* This is PART TWO of a two-part article about “GREENHOUSE GARDENING”. PART ONE can be found here.
# Proper Containers
Most greenhouse gardeners use either clay or plastic containers in the greenhouse. Both are relatively inexpensive and will do the job. They do have some differences, and you should understand how each container works before making your choice.
The followings are some general points to keep in mind:
– Plant containers for the greenhouse need a drainage hole in the bottom of the pot.
– Some plants grow better in one type pot than another — be aware of your plant’s special needs.
– Plant containers will need to be cleaned and sterilized between uses; do this by scrubbing the insides with a maximum of bleach and water, and leave the containers in the sun for several days to kill any fungus spores that may lurk in tiny openings.
Clay pots are porous containers that not only could absorb water but also permit air circulation through the container sides. It’s difficult to overwater plants in clay pots. If plants are over-fertilized, though, excess salts will appear as a white crust on the pot sides. In areas where the water has a heavy salt concentration, the excess salts filter out, also forming a white crust on the container sides. In humid greenhouses, a green moss or mold may also form. These crusts should be scrubbed off to keep the containers porous.
Clay pots may be quite heavy when planted. And several hundred plants in clay pots could be quite a load on your greenhouse bench.
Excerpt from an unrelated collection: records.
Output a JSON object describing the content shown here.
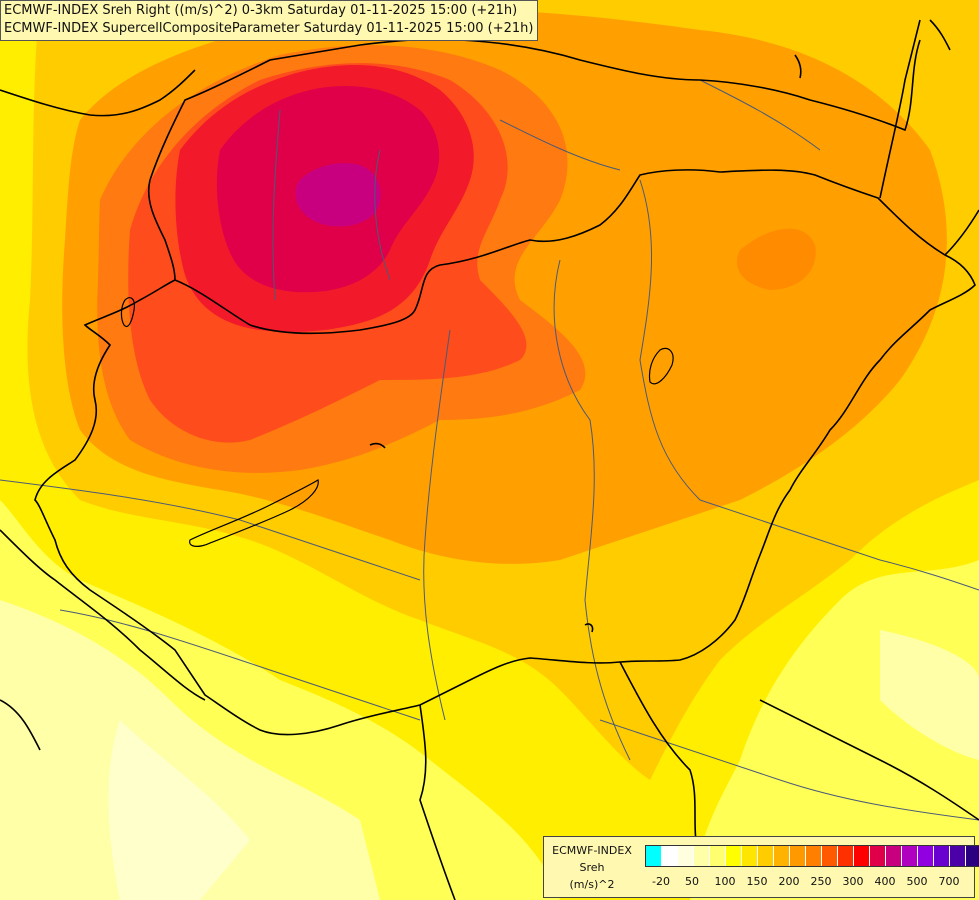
{
  "title": {
    "line1": "ECMWF-INDEX Sreh Right ((m/s)^2) 0-3km Saturday 01-11-2025 15:00 (+21h)",
    "line2": "ECMWF-INDEX SupercellCompositeParameter Saturday 01-11-2025 15:00 (+21h)"
  },
  "legend": {
    "line1": "ECMWF-INDEX",
    "line2": "Sreh",
    "line3": "(m/s)^2",
    "colors": [
      "#00ffff",
      "#ffffff",
      "#ffffe0",
      "#ffffa8",
      "#ffff70",
      "#ffff00",
      "#ffe600",
      "#ffcc00",
      "#ffb300",
      "#ff9900",
      "#ff7f00",
      "#ff5a00",
      "#ff3000",
      "#ff0000",
      "#e0004a",
      "#c8007f",
      "#b000c0",
      "#9000e0",
      "#6a00d0",
      "#4b00a8",
      "#2a0080",
      "#0a0060"
    ],
    "ticks": [
      "-20",
      "50",
      "100",
      "150",
      "200",
      "250",
      "300",
      "400",
      "500",
      "700"
    ]
  },
  "colors": {
    "pale": "#ffffa0",
    "light_yellow": "#ffff55",
    "yellow": "#ffee00",
    "gold": "#ffcc00",
    "orange": "#ffa000",
    "dark_orange": "#ff7a10",
    "red_orange": "#ff4c1c",
    "red": "#f21a2a",
    "crimson": "#e0004a",
    "magenta": "#c8007f",
    "border": "#000000",
    "river": "#4a5a78"
  }
}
Greenhouse gardeners seem to be using plastic pots more and more. They are easy to clean, lightweight even when watered, and available in a wide range of colors, shapes, and sizes.
Plastic containers are nonporous, a condition that could create a watering problem. The pot can’t absorb any excess moisture or permit air circulation through its sides. But there’s another side of the coin: because watered plants grown in plastic pots remain moist longer than plants in porous pots, they will need watering less frequently; this feature could be a real lifesaver to the busy greenhouse gardener. Some plastic containers have wide slits for drainage holes; for crocking, use a thin layer of stones or pebbles instead of pot shards.
# Importance of Fertilizers
Plants grown in containers will need to be fertilized, since their roots are confined and can’t search out the nutrients they need in the ground. Once the nutrients in the potting mix are used up, your plant is stranded. It’s up to you to replenish these nutrients by applying fertilizer.
Plant fertilizers usually contain 3 main ingredients: nitrogen, phosphorus, and potassium or potash. Some fertilizers also include needed trace elements. The ratio of these 3 ingredients is usually indicated on the label by 3 numbers, e.g. 5-10-5 or 18-20-16. The first number refers to the percentage of nitrogen, which stimulates leaf growth and helps leaves maintain a rich green color. The second number indicates the percentage of phosphorus, which promotes sturdy cell structure and healthy root growth and aids in flower and fruit production. The third number refers to the percentage of potassium, which aids plants in normal plant functions and development. Many fertilizers are formulated for specific types of plants. Read the labels carefully to make sure the fertilizers should be used on the plants you grow in your greenhouse.
In a greenhouse where you are dealing with a large number of plants, it’s a good idea to keep accurate watering and fertilizing records. These records will be invaluable if you must leave your greenhouse in someone else’s care. And you can check to see if your geranium actually does need more fertilizer, or if it has another problem.
If possible, clear out the greenhouse completely and wash it down. Scrub off any moss or mildew that has formed, and clean off the walls and roof, both inside and out, to provide maximum light. If your cleaning time is in the fall, this is also a good time to remove any whitewash that has survived the summer rains. And you can be sure the greenhouse is prepared for winter.
With the greenhouse empty, you can rearrange the plants in a neat. This should also make you aware of any diseased or pest-infested plants. Treat them before you return them to the greenhouse, or if they are too far gone, discard them.
Before the first frost, check for and repair any broken or torn wall coverings. Make sure the doors and vents shut tightly and have a good seal. Replace any caulk or seal that has worn out. And make certain that your various climatic equipment systems are working efficiently.